With its own set of contradictions comes “Parched.” Aptly themed with a music video set in a desert of red flags, “I’ve been stuck in a drought, thought you’d be my way out, but I’m parched after talking to you” nods to an exhaustive chronicle of an emotional mirage. The pulse of the track sounds like it chose to move through Olive, and Olive had no other choice but to let them lead the dance (much like the way they speak to the person this song is geared towards). There’s an ache that echoes somehow endearingly by the end, as if the spaces between contradicting emotions left enough of an isolating venue to let it all air out.
By the time it reaches its inevitable resolution, the next song “Cut the Ties” grants a power that “Parched” had seemingly drained. “I got not that much to lose, so cut the damn ties” is as resolute in accepting change as you can really get. Deliberate and pointed remarks on specifics, Olive’s story draws a clear power from accepting the beautiful grays and finding meaning in loneliness suited for a journey into more purpose. “Loneliness suits the open road, just like a hand me down coat […] it’s okay to tear it down and redesign.” Without much to lose, they gave this song a strong finish with all they had that, and it fit like a garment of experience they’re mending as they go. Wherever they go next, “Cut the Ties” is sure to set them free to reach those foreign skies they sing about, sun on their skin as they traverse what it means to make peace with seeking more.
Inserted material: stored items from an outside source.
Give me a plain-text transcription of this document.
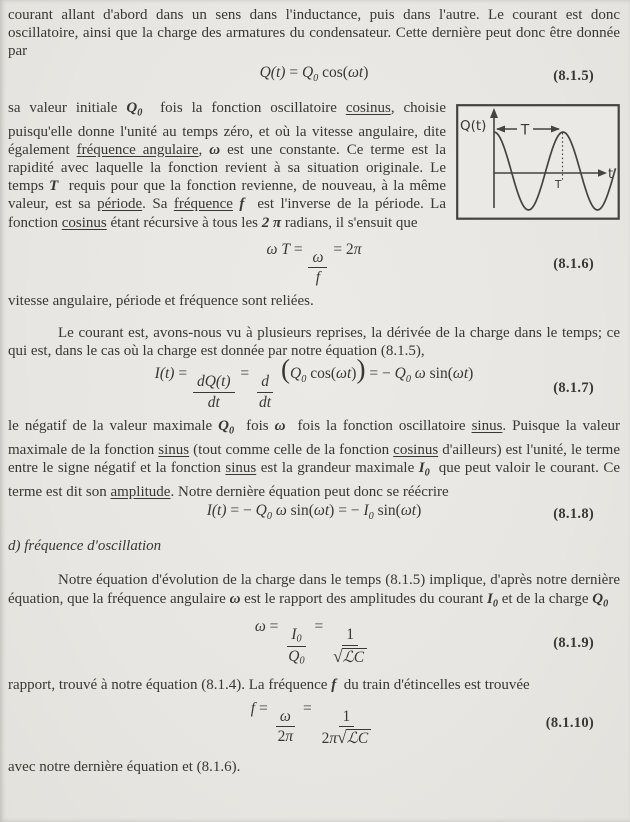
courant allant d'abord dans un sens dans l'inductance, puis dans l'autre. Le courant est donc oscillatoire, ainsi que la charge des armatures du condensateur. Cette dernière peut donc être donnée par

$Q(t) = Q_0$ cos(ωt)	(8.1.5)
Q(t)
t
T
T

sa valeur initiale $Q_0$  fois la fonction oscillatoire cosinus, choisie puisqu'elle donne l'unité au temps zéro, et où la vitesse angulaire, dite également fréquence angulaire, ω est une constante. Ce terme est la rapidité avec laquelle la fonction revient à sa situation originale. Le temps T  requis pour que la fonction revienne, de nouveau, à la même valeur, est sa période. Sa fréquence f  est l'inverse de la période. La fonction cosinus étant récursive à tous les 2 π radians, il s'ensuit que

ω $T = \frac{\omega}{f} = 2\pi$
(8.1.6)

vitesse angulaire, période et fréquence sont reliées.

Le courant est, avons-nous vu à plusieurs reprises, la dérivée de la charge dans le temps; ce qui est, dans le cas où la charge est donnée par notre équation (8.1.5),

$I(t) = \frac{dQ(t)}{dt} = \frac{d}{dt}$
($Q_0$ cos(ωt)) = − $Q_0$ ω sin(ωt)
(8.1.7)

le négatif de la valeur maximale $Q_0$  fois ω  fois la fonction oscillatoire sinus. Puisque la valeur maximale de la fonction sinus (tout comme celle de la fonction cosinus d'ailleurs) est l'unité, le terme entre le signe négatif et la fonction sinus est la grandeur maximale $I_0$  que peut valoir le courant. Ce terme est dit son amplitude. Notre dernière équation peut donc se réécrire

I(t) = − $Q_0$ ω sin(ωt) = − $I_0$ sin(ωt)	(8.1.8)

d) fréquence d'oscillation

Notre équation d'évolution de la charge dans le temps (8.1.5) implique, d'après notre dernière équation, que la fréquence angulaire ω est le rapport des amplitudes du courant $I_0$ et de la charge $Q_0$

$\omega = \frac{I0}{Q0} = \frac{1}{\text{√ℒC}}$	(8.1.9)

rapport, trouvé à notre équation (8.1.4). La fréquence f  du train d'étincelles est trouvée

$f = \frac{\omega}{2\pi} = \frac{1}{\text{2π√ℒC}}$	(8.1.10)

avec notre dernière équation et (8.1.6).
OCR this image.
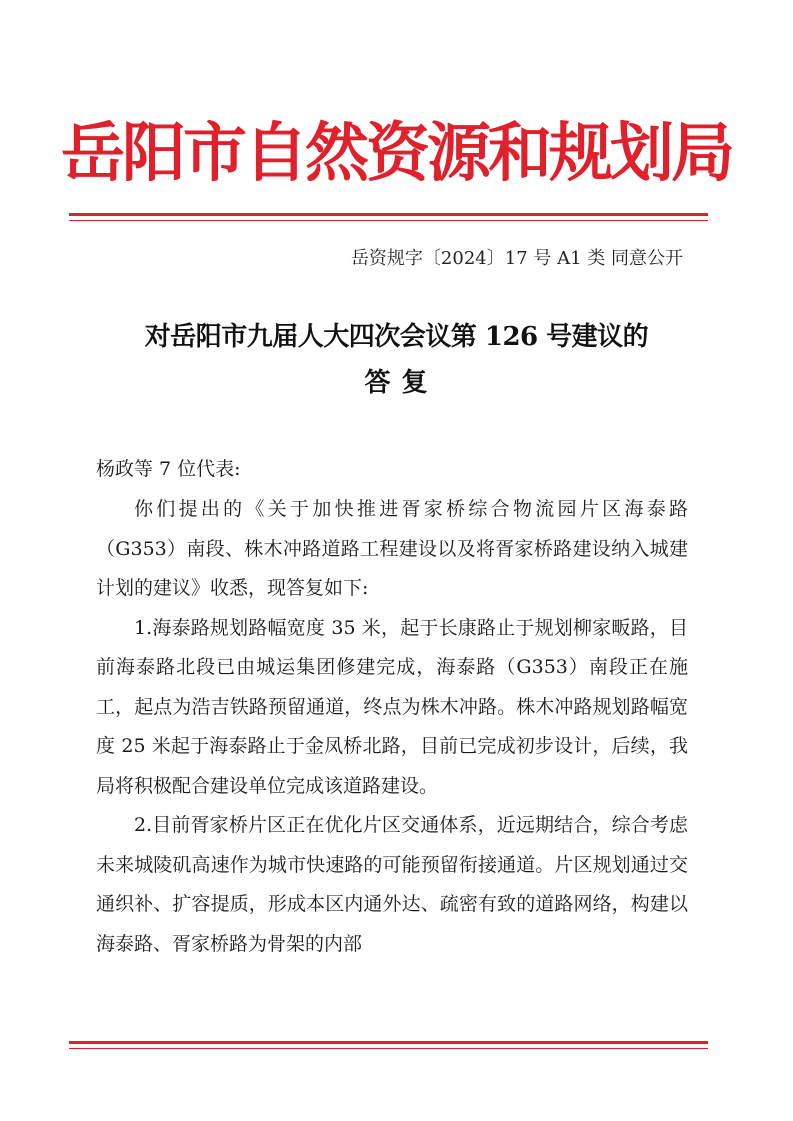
岳阳市自然资源和规划局
岳资规字〔2024〕17 号 A1 类 同意公开
对岳阳市九届人大四次会议第 126 号建议的
答 复
杨政等 7 位代表:

你们提出的《关于加快推进胥家桥综合物流园片区海泰路（G353）南段、株木冲路道路工程建设以及将胥家桥路建设纳入城建计划的建议》收悉，现答复如下:

1.海泰路规划路幅宽度 35 米，起于长康路止于规划柳家畈路，目前海泰路北段已由城运集团修建完成，海泰路（G353）南段正在施工，起点为浩吉铁路预留通道，终点为株木冲路。株木冲路规划路幅宽度 25 米起于海泰路止于金凤桥北路，目前已完成初步设计，后续，我局将积极配合建设单位完成该道路建设。

2.目前胥家桥片区正在优化片区交通体系，近远期结合，综合考虑未来城陵矶高速作为城市快速路的可能预留衔接通道。片区规划通过交通织补、扩容提质，形成本区内通外达、疏密有致的道路网络，构建以海泰路、胥家桥路为骨架的内部
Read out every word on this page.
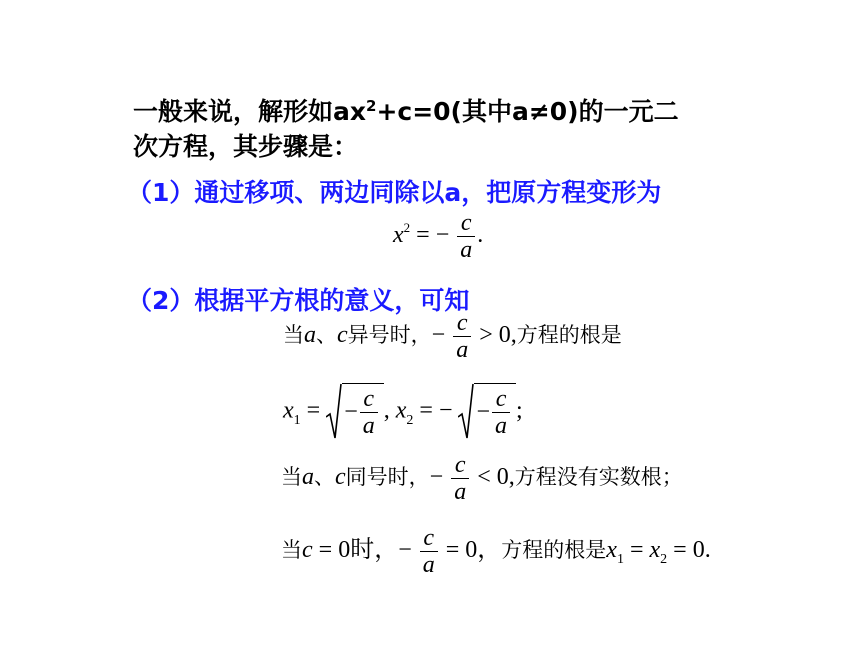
一般来说，解形如$ax^2+c=0$(其中a≠0)的一元二
次方程，其步骤是：
（1）通过移项、两边同除以a，把原方程变形为
$x^2$ = − $\frac{c}{a}$ .
（2）根据平方根的意义，可知
当a、c异号时，− $\frac{c}{a} > 0$,方程的根是
$x_1$ = − $\frac{c}{a}$ , $x_2$ = − − $\frac{c}{a}$ ;
当a、c同号时，− $\frac{c}{a} < 0$,方程没有实数根；
当c = 0时，− $\frac{c}{a} = 0$，方程的根是$x_1 = x_2 = 0$.
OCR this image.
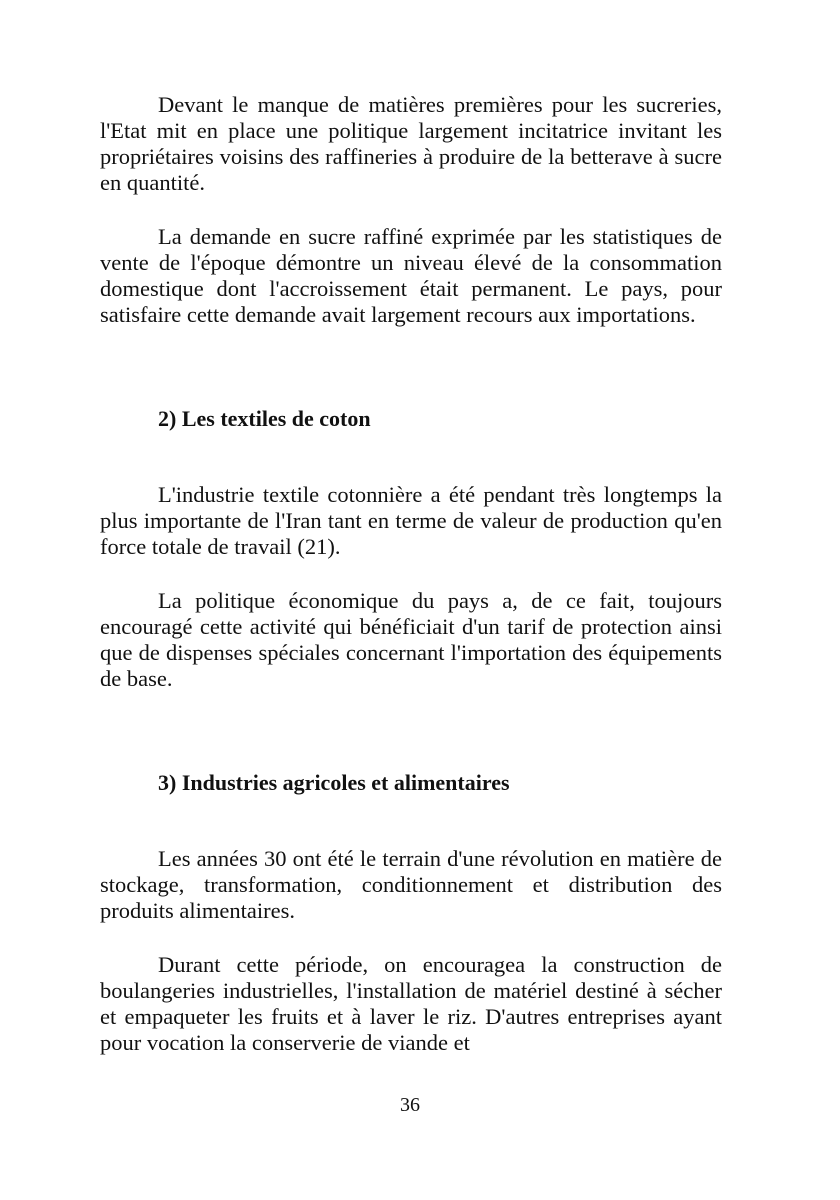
Devant le manque de matières premières pour les sucreries, l'Etat mit en place une politique largement incitatrice invitant les propriétaires voisins des raffineries à produire de la betterave à sucre en quantité.

La demande en sucre raffiné exprimée par les statistiques de vente de l'époque démontre un niveau élevé de la consommation domestique dont l'accroissement était permanent. Le pays, pour satisfaire cette demande avait largement recours aux importations.

2) Les textiles de coton

L'industrie textile cotonnière a été pendant très longtemps la plus importante de l'Iran tant en terme de valeur de production qu'en force totale de travail (21).

La politique économique du pays a, de ce fait, toujours encouragé cette activité qui bénéficiait d'un tarif de protection ainsi que de dispenses spéciales concernant l'importation des équipements de base.

3) Industries agricoles et alimentaires

Les années 30 ont été le terrain d'une révolution en matière de stockage, transformation, conditionnement et distribution des produits alimentaires.

Durant cette période, on encouragea la construction de boulangeries industrielles, l'installation de matériel destiné à sécher et empaqueter les fruits et à laver le riz. D'autres entreprises ayant pour vocation la conserverie de viande et

36
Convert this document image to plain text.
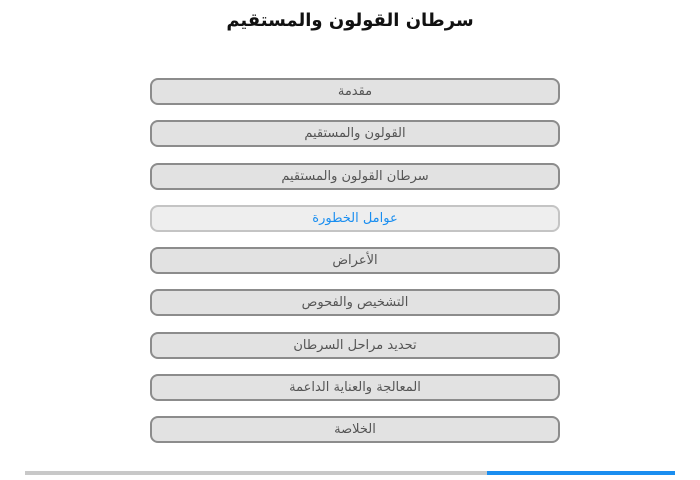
سرطان القولون والمستقيم
مقدمة
القولون والمستقيم
سرطان القولون والمستقيم
عوامل الخطورة
الأعراض
التشخيص والفحوص
تحديد مراحل السرطان
المعالجة والعناية الداعمة
الخلاصة
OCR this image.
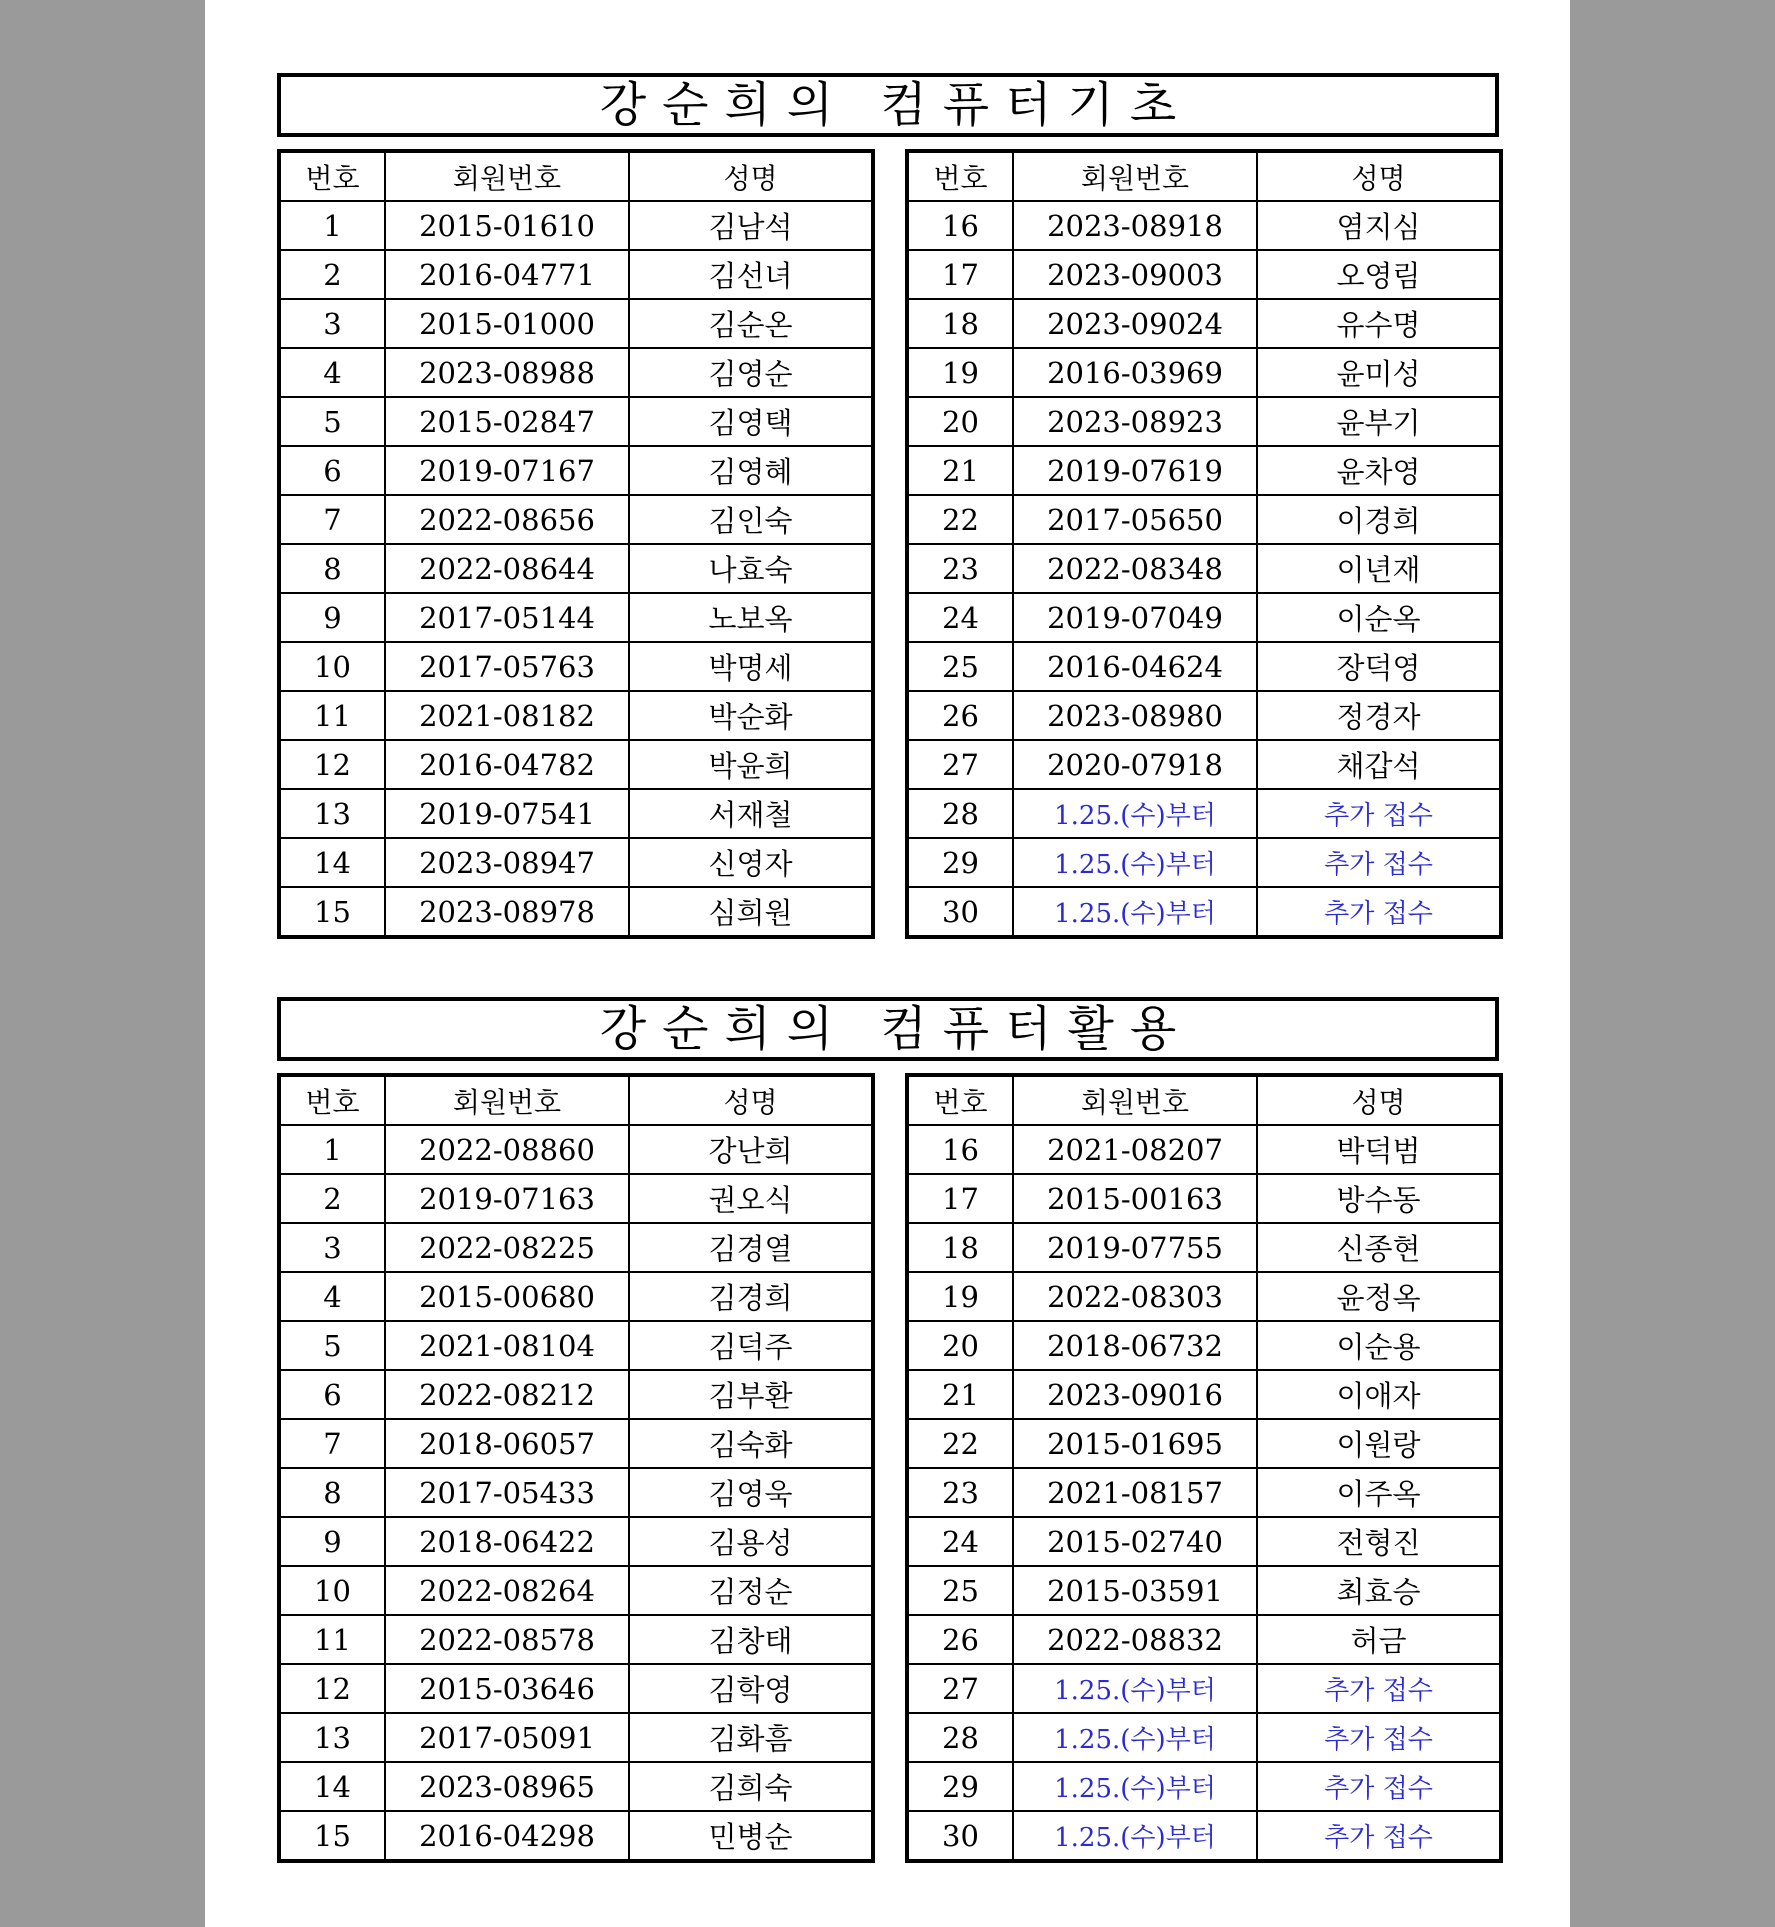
강순희의 컴퓨터기초
번호	회원번호	성명
1	2015-01610	김남석
2	2016-04771	김선녀
3	2015-01000	김순온
4	2023-08988	김영순
5	2015-02847	김영택
6	2019-07167	김영혜
7	2022-08656	김인숙
8	2022-08644	나효숙
9	2017-05144	노보옥
10	2017-05763	박명세
11	2021-08182	박순화
12	2016-04782	박윤희
13	2019-07541	서재철
14	2023-08947	신영자
15	2023-08978	심희원
번호	회원번호	성명
16	2023-08918	염지심
17	2023-09003	오영림
18	2023-09024	유수명
19	2016-03969	윤미성
20	2023-08923	윤부기
21	2019-07619	윤차영
22	2017-05650	이경희
23	2022-08348	이년재
24	2019-07049	이순옥
25	2016-04624	장덕영
26	2023-08980	정경자
27	2020-07918	채갑석
28	1.25.(수)부터	추가 접수
29	1.25.(수)부터	추가 접수
30	1.25.(수)부터	추가 접수
강순희의 컴퓨터활용
번호	회원번호	성명
1	2022-08860	강난희
2	2019-07163	권오식
3	2022-08225	김경열
4	2015-00680	김경희
5	2021-08104	김덕주
6	2022-08212	김부환
7	2018-06057	김숙화
8	2017-05433	김영욱
9	2018-06422	김용성
10	2022-08264	김정순
11	2022-08578	김창태
12	2015-03646	김학영
13	2017-05091	김화흠
14	2023-08965	김희숙
15	2016-04298	민병순
번호	회원번호	성명
16	2021-08207	박덕범
17	2015-00163	방수동
18	2019-07755	신종현
19	2022-08303	윤정옥
20	2018-06732	이순용
21	2023-09016	이애자
22	2015-01695	이원랑
23	2021-08157	이주옥
24	2015-02740	전형진
25	2015-03591	최효승
26	2022-08832	허금
27	1.25.(수)부터	추가 접수
28	1.25.(수)부터	추가 접수
29	1.25.(수)부터	추가 접수
30	1.25.(수)부터	추가 접수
Reaching the end of the album, we arrive to another place where the album origins are made even clearer, its flagship in a sense. “Some of this magic has faded, but don’t you dare call me jaded.” “Casting Spells” grants a look inside the alchemy of Olive’s becoming on this album. From “Do You Think of Us?” and “Ghost of Avalon,” it sets the stage to bring the early parts of the album to one of its most profound moments on the final track, “Taking Up Space.” To this point, we’ve traversed time and self belief, strength and letting go, casting spells in our lives and casting away whatever holds us back. There’s a depth of space delved into in this particular song, one that reaches heights of ceiling raising backed harmonies. A moment of effortlessly summoning sounds I recognize from Hayley Williams’ solo work and boygenius level crescendo in a motion of their own, Olive finishes the album with an illuminating and elevating energy that affirms the wonders of the space they’ve crafted, taken, declared, and generously shared with us on “Don’t You Dare Make Me Jaded.”
This entire record is a beautiful conclusion that illuminates the fact that Olive Klug’s refusal to give into despair is a worthwhile pursuit beyond what can be measured. With a guitar and an angelic voice, their instruments speak to the loyalty and reverence they hold with their precious and other-level talents. An artist of incredible introspection, this is a compendium of resilience and existing as more than a spectrum of enriching experience amounting to warming, sobering wisdom. It sounds like life has tried, tested, even challenged Olive beyond familiar reasonings. But jaded? A resounding, impressive and miraculous hell no, much to our privilege and enjoyment.
Olive Klug has reached millions online through the last few years, but their current tour invites an in-person experience of connection you’ll not want to miss. Joining them on select dates are Sophie Odira, Liang Lawrence, and Mia Stegner. Come to a show, and take up some space.